Ultimately, in this world of socialized zombieism where life exists in order to further the extension of capital and domination of wealth over labor, the interests of the working class has become concealed and banished to the space of lofty academia and disgruntled distress. In an age where the means of communication are constructed and self-replicated without the purview of the apparatus, the referentiality towards social constructs disappears (or at least, eludes). Without the ability to identify oppression, violence orchestrated in the interests of maintaining a status quo chaotically aggregates the discontent and contorts through virtual topology. It seems impossible to escape this Virtual Infinity, but in an accelerationist manner, it is evident that we can only escape but through.

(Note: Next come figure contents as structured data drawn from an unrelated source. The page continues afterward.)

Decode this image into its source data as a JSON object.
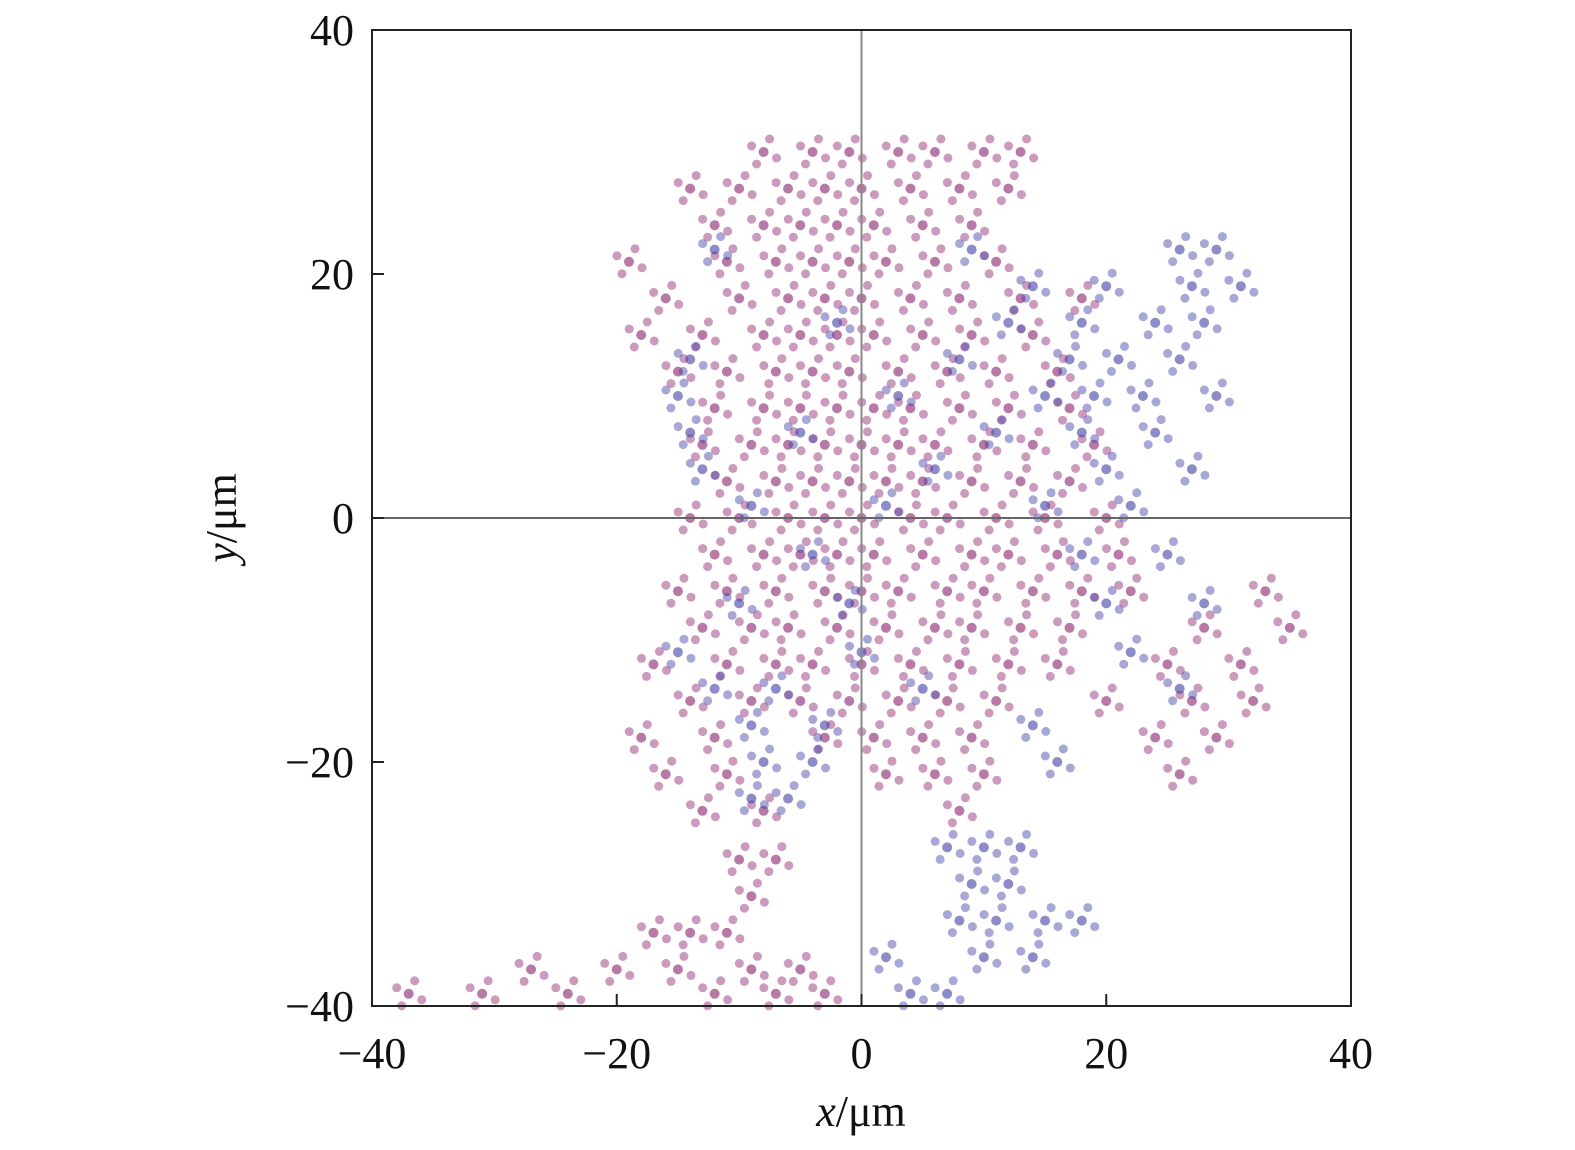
{
  "chart_data": {
    "type": "scatter",
    "xlabel_var": "x",
    "xlabel_unit": "/μm",
    "ylabel_var": "y",
    "ylabel_unit": "/μm",
    "xlim": [
      -40,
      40
    ],
    "ylim": [
      -40,
      40
    ],
    "xticks": [
      "−40",
      "−20",
      "0",
      "20",
      "40"
    ],
    "yticks": [
      "40",
      "20",
      "0",
      "−20",
      "−40"
    ],
    "xtick_values": [
      -40,
      -20,
      0,
      20,
      40
    ],
    "ytick_values": [
      40,
      20,
      0,
      -20,
      -40
    ],
    "grid": false,
    "zero_lines": true,
    "series": [
      {
        "color": "#8b1f6a",
        "points": [
          [
            -8,
            30
          ],
          [
            -4,
            30
          ],
          [
            -1,
            30
          ],
          [
            3,
            30
          ],
          [
            6,
            30
          ],
          [
            10,
            30
          ],
          [
            13,
            30
          ],
          [
            -14,
            27
          ],
          [
            -10,
            27
          ],
          [
            -6,
            27
          ],
          [
            -3,
            27
          ],
          [
            0,
            27
          ],
          [
            4,
            27
          ],
          [
            8,
            27
          ],
          [
            12,
            27
          ],
          [
            -12,
            24
          ],
          [
            -8,
            24
          ],
          [
            -5,
            24
          ],
          [
            -2,
            24
          ],
          [
            1,
            24
          ],
          [
            5,
            24
          ],
          [
            9,
            24
          ],
          [
            -19,
            21
          ],
          [
            -11,
            21
          ],
          [
            -7,
            21
          ],
          [
            -4,
            21
          ],
          [
            -1,
            21
          ],
          [
            2,
            21
          ],
          [
            6,
            21
          ],
          [
            11,
            21
          ],
          [
            -16,
            18
          ],
          [
            -10,
            18
          ],
          [
            -6,
            18
          ],
          [
            -3,
            18
          ],
          [
            0,
            18
          ],
          [
            4,
            18
          ],
          [
            8,
            18
          ],
          [
            13,
            18
          ],
          [
            18,
            18
          ],
          [
            -18,
            15
          ],
          [
            -13,
            15
          ],
          [
            -8,
            15
          ],
          [
            -5,
            15
          ],
          [
            -2,
            15
          ],
          [
            1,
            15
          ],
          [
            5,
            15
          ],
          [
            9,
            15
          ],
          [
            14,
            15
          ],
          [
            -15,
            12
          ],
          [
            -11,
            12
          ],
          [
            -7,
            12
          ],
          [
            -4,
            12
          ],
          [
            -1,
            12
          ],
          [
            3,
            12
          ],
          [
            7,
            12
          ],
          [
            11,
            12
          ],
          [
            16,
            12
          ],
          [
            -12,
            9
          ],
          [
            -8,
            9
          ],
          [
            -5,
            9
          ],
          [
            -2,
            9
          ],
          [
            1,
            9
          ],
          [
            4,
            9
          ],
          [
            8,
            9
          ],
          [
            12,
            9
          ],
          [
            17,
            9
          ],
          [
            -13,
            6
          ],
          [
            -9,
            6
          ],
          [
            -6,
            6
          ],
          [
            -3,
            6
          ],
          [
            0,
            6
          ],
          [
            3,
            6
          ],
          [
            6,
            6
          ],
          [
            10,
            6
          ],
          [
            14,
            6
          ],
          [
            19,
            6
          ],
          [
            -11,
            3
          ],
          [
            -7,
            3
          ],
          [
            -4,
            3
          ],
          [
            -1,
            3
          ],
          [
            2,
            3
          ],
          [
            5,
            3
          ],
          [
            9,
            3
          ],
          [
            13,
            3
          ],
          [
            17,
            3
          ],
          [
            -14,
            0
          ],
          [
            -10,
            0
          ],
          [
            -6,
            0
          ],
          [
            -3,
            0
          ],
          [
            0,
            0
          ],
          [
            4,
            0
          ],
          [
            7,
            0
          ],
          [
            11,
            0
          ],
          [
            15,
            0
          ],
          [
            20,
            0
          ],
          [
            -12,
            -3
          ],
          [
            -8,
            -3
          ],
          [
            -5,
            -3
          ],
          [
            -2,
            -3
          ],
          [
            1,
            -3
          ],
          [
            5,
            -3
          ],
          [
            9,
            -3
          ],
          [
            12,
            -3
          ],
          [
            16,
            -3
          ],
          [
            21,
            -3
          ],
          [
            -15,
            -6
          ],
          [
            -11,
            -6
          ],
          [
            -7,
            -6
          ],
          [
            -3,
            -6
          ],
          [
            0,
            -6
          ],
          [
            3,
            -6
          ],
          [
            7,
            -6
          ],
          [
            10,
            -6
          ],
          [
            14,
            -6
          ],
          [
            18,
            -6
          ],
          [
            22,
            -6
          ],
          [
            33,
            -6
          ],
          [
            -13,
            -9
          ],
          [
            -9,
            -9
          ],
          [
            -6,
            -9
          ],
          [
            -2,
            -9
          ],
          [
            2,
            -9
          ],
          [
            6,
            -9
          ],
          [
            9,
            -9
          ],
          [
            13,
            -9
          ],
          [
            17,
            -9
          ],
          [
            28,
            -9
          ],
          [
            35,
            -9
          ],
          [
            -17,
            -12
          ],
          [
            -11,
            -12
          ],
          [
            -7,
            -12
          ],
          [
            -4,
            -12
          ],
          [
            0,
            -12
          ],
          [
            4,
            -12
          ],
          [
            8,
            -12
          ],
          [
            12,
            -12
          ],
          [
            16,
            -12
          ],
          [
            25,
            -12
          ],
          [
            31,
            -12
          ],
          [
            -14,
            -15
          ],
          [
            -9,
            -15
          ],
          [
            -5,
            -15
          ],
          [
            -1,
            -15
          ],
          [
            3,
            -15
          ],
          [
            7,
            -15
          ],
          [
            11,
            -15
          ],
          [
            20,
            -15
          ],
          [
            27,
            -15
          ],
          [
            32,
            -15
          ],
          [
            -18,
            -18
          ],
          [
            -12,
            -18
          ],
          [
            -3,
            -18
          ],
          [
            1,
            -18
          ],
          [
            5,
            -18
          ],
          [
            9,
            -18
          ],
          [
            24,
            -18
          ],
          [
            29,
            -18
          ],
          [
            -16,
            -21
          ],
          [
            -11,
            -21
          ],
          [
            2,
            -21
          ],
          [
            6,
            -21
          ],
          [
            10,
            -21
          ],
          [
            26,
            -21
          ],
          [
            -13,
            -24
          ],
          [
            -8,
            -24
          ],
          [
            8,
            -24
          ],
          [
            -10,
            -28
          ],
          [
            -7,
            -28
          ],
          [
            -9,
            -31
          ],
          [
            -17,
            -34
          ],
          [
            -14,
            -34
          ],
          [
            -11,
            -34
          ],
          [
            -27,
            -37
          ],
          [
            -20,
            -37
          ],
          [
            -15,
            -37
          ],
          [
            -9,
            -37
          ],
          [
            -5,
            -37
          ],
          [
            -37,
            -39
          ],
          [
            -31,
            -39
          ],
          [
            -24,
            -39
          ],
          [
            -12,
            -39
          ],
          [
            -7,
            -39
          ],
          [
            -3,
            -39
          ]
        ]
      },
      {
        "color": "#3f3fa8",
        "points": [
          [
            -12,
            22
          ],
          [
            9,
            22
          ],
          [
            26,
            22
          ],
          [
            29,
            22
          ],
          [
            14,
            19
          ],
          [
            20,
            19
          ],
          [
            27,
            19
          ],
          [
            31,
            19
          ],
          [
            -2,
            16
          ],
          [
            12,
            16
          ],
          [
            18,
            16
          ],
          [
            24,
            16
          ],
          [
            28,
            16
          ],
          [
            -14,
            13
          ],
          [
            8,
            13
          ],
          [
            17,
            13
          ],
          [
            21,
            13
          ],
          [
            26,
            13
          ],
          [
            -15,
            10
          ],
          [
            3,
            10
          ],
          [
            15,
            10
          ],
          [
            19,
            10
          ],
          [
            23,
            10
          ],
          [
            29,
            10
          ],
          [
            -14,
            7
          ],
          [
            -5,
            7
          ],
          [
            11,
            7
          ],
          [
            18,
            7
          ],
          [
            24,
            7
          ],
          [
            -13,
            4
          ],
          [
            6,
            4
          ],
          [
            20,
            4
          ],
          [
            27,
            4
          ],
          [
            -9,
            1
          ],
          [
            2,
            1
          ],
          [
            15,
            1
          ],
          [
            22,
            1
          ],
          [
            -4,
            -3
          ],
          [
            18,
            -3
          ],
          [
            25,
            -3
          ],
          [
            -10,
            -7
          ],
          [
            -1,
            -7
          ],
          [
            20,
            -7
          ],
          [
            28,
            -7
          ],
          [
            -15,
            -11
          ],
          [
            0,
            -11
          ],
          [
            22,
            -11
          ],
          [
            -12,
            -14
          ],
          [
            -7,
            -14
          ],
          [
            5,
            -14
          ],
          [
            26,
            -14
          ],
          [
            -9,
            -17
          ],
          [
            -3,
            -17
          ],
          [
            14,
            -17
          ],
          [
            -8,
            -20
          ],
          [
            -4,
            -20
          ],
          [
            16,
            -20
          ],
          [
            -9,
            -23
          ],
          [
            -6,
            -23
          ],
          [
            7,
            -27
          ],
          [
            10,
            -27
          ],
          [
            13,
            -27
          ],
          [
            9,
            -30
          ],
          [
            12,
            -30
          ],
          [
            8,
            -33
          ],
          [
            11,
            -33
          ],
          [
            15,
            -33
          ],
          [
            18,
            -33
          ],
          [
            2,
            -36
          ],
          [
            10,
            -36
          ],
          [
            14,
            -36
          ],
          [
            4,
            -39
          ],
          [
            7,
            -39
          ]
        ]
      }
    ]
  }
}
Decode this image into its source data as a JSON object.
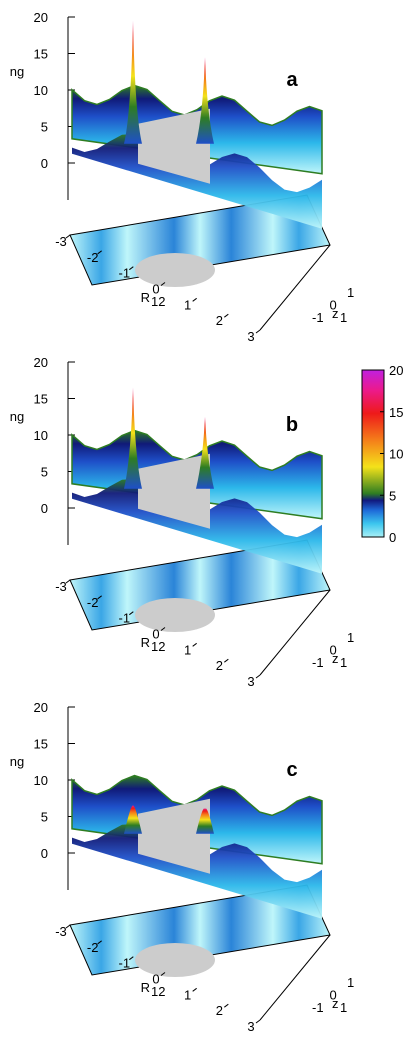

Engaging with hegemony remains a difficult task, and those aiming to topple it must go back to the drawing board and re-engineer new modes of action. It will not be painless; it will not be comfortable; and it will not be effortless.

The long, dark night of the end of history has to be grasped as an enormous opportunity. The very oppressive pervasiveness of capitalist realism means that even glimmers of alternative political and economic possibilities can have a disproportionately great effect. The tiniest event can tear a hole in the grey curtain of reaction which has marked the horizons of possibility under capitalist realism. From a situation in which nothing can happen, suddenly anything is possible again.

Mark Fisher, Capitalist Realism: Is There No Alternative?

Contending with the now as praxis for a radical future is the moment at which we declare war against what seemed insurmountable.